Der heutige Entscheid der Kommission für soziale Sicherheit und Gesundheit des Nationalrats (SGK-N) ist ein wichtiges Zeichen für die Patientinnen und Patienten in der Schweiz. Angesichts des sich zunehmend verschlechternden Zugangs zu innovativen Therapien ist es erfreulich, dass die Kommission den veränderten internationalen Rahmenbedingungen Rechnung trägt und eine vorschnelle Umsetzung der KVV-Revision zurückweist.
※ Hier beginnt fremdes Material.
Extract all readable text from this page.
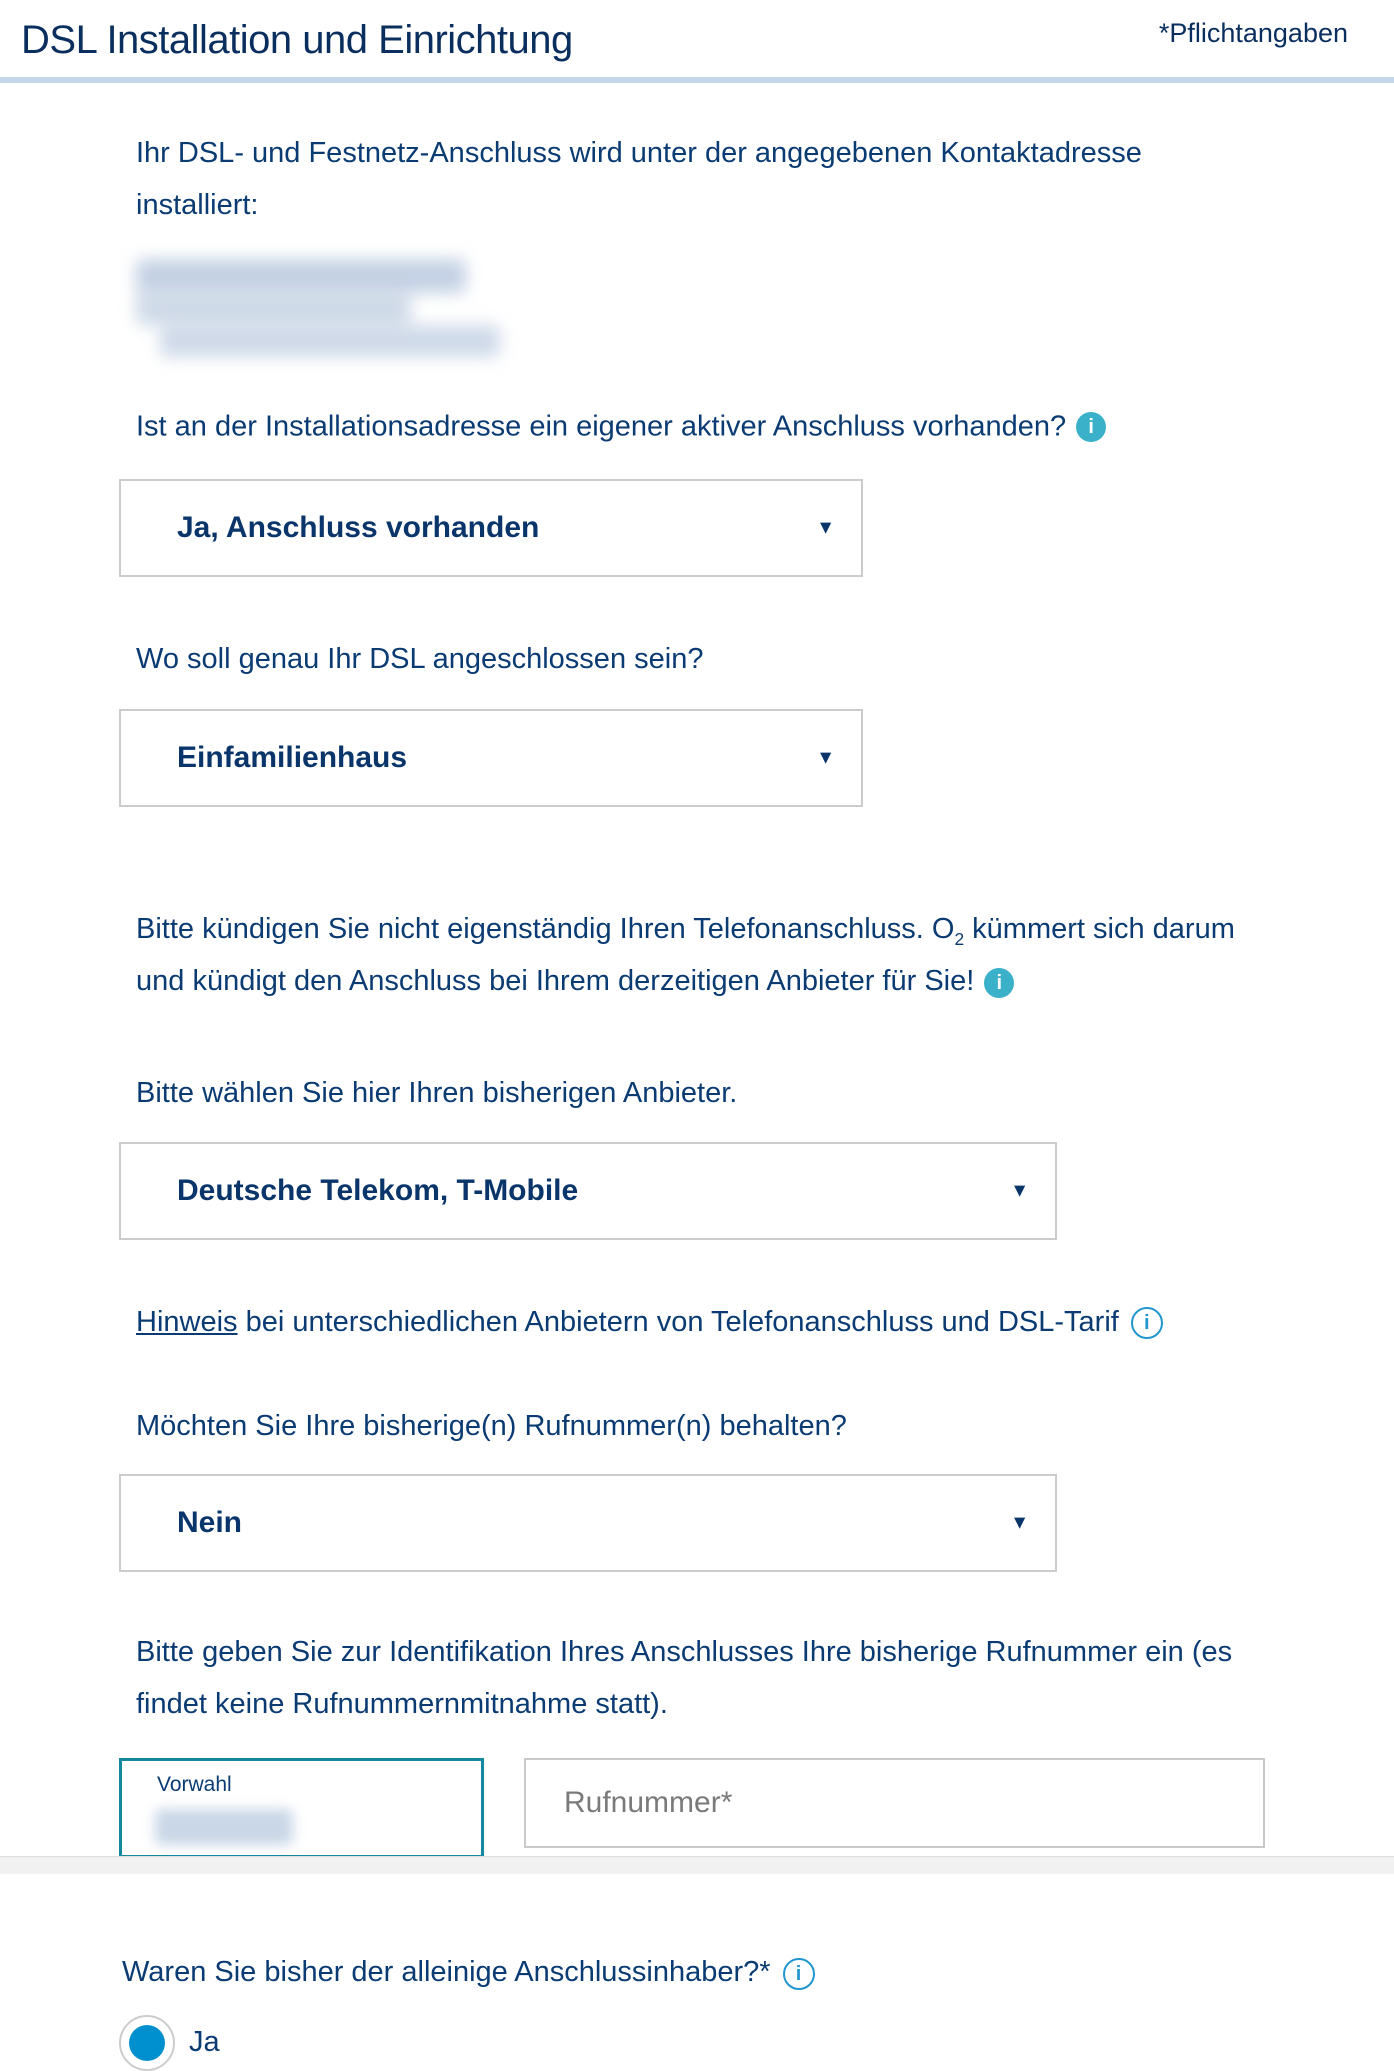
DSL Installation und Einrichtung	*Pflichtangaben

Ihr DSL- und Festnetz-Anschluss wird unter der angegebenen Kontaktadresse installiert:

Ist an der Installationsadresse ein eigener aktiver Anschluss vorhanden? i

Ja, Anschluss vorhanden	▼

Wo soll genau Ihr DSL angeschlossen sein?

Einfamilienhaus	▼

Bitte kündigen Sie nicht eigenständig Ihren Telefonanschluss. $O_2$ kümmert sich darum und kündigt den Anschluss bei Ihrem derzeitigen Anbieter für Sie! i

Bitte wählen Sie hier Ihren bisherigen Anbieter.

Deutsche Telekom, T-Mobile	▼

Hinweis bei unterschiedlichen Anbietern von Telefonanschluss und DSL-Tarif i

Möchten Sie Ihre bisherige(n) Rufnummer(n) behalten?

Nein	▼

Bitte geben Sie zur Identifikation Ihres Anschlusses Ihre bisherige Rufnummer ein (es findet keine Rufnummernmitnahme statt).

Vorwahl
Rufnummer*

Waren Sie bisher der alleinige Anschlussinhaber?* i

Ja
Die Vorlage in ihrer heutigen Ausgestaltung setzt zu einseitig auf Kostendämpfung und verpasst es, die anhaltende Verschlechterung des Zugangs zu innovativen Therapien in der Schweiz anzugehen. Gleichzeitig blendet sie die veränderten internationalen Rahmenbedingungen aus. Die Einführung eines Referenzpreissystems in den USA erhöht den Druck auf die Preisgestaltung und damit auch auf die Verfügbarkeit von innovativen Medikamenten in den Referenzländern – auch in der Schweiz. Eine aktuelle Umfrage von Interpharma zeigt: Die Folgen davon sind bereits heute spürbar. So wird rund jedes dritte innovative Medikament nicht mehr zur Vergütung durch die Krankenkassen eingereicht, um Preissenkungen auf dem US-Markt zu vermeiden.
Die Kommission für soziale Sicherheit und Gesundheit des Ständerats (SGK-S) hat nun auch die Gelegenheit, eine Kurskorrektur vorzuschlagen und die Vorlage strategisch neu auszurichten, sodass Kostendämpfung, rascher Patientenzugang und die Stärkung des Life-Science-Standorts langfristig in Einklang gebracht werden können.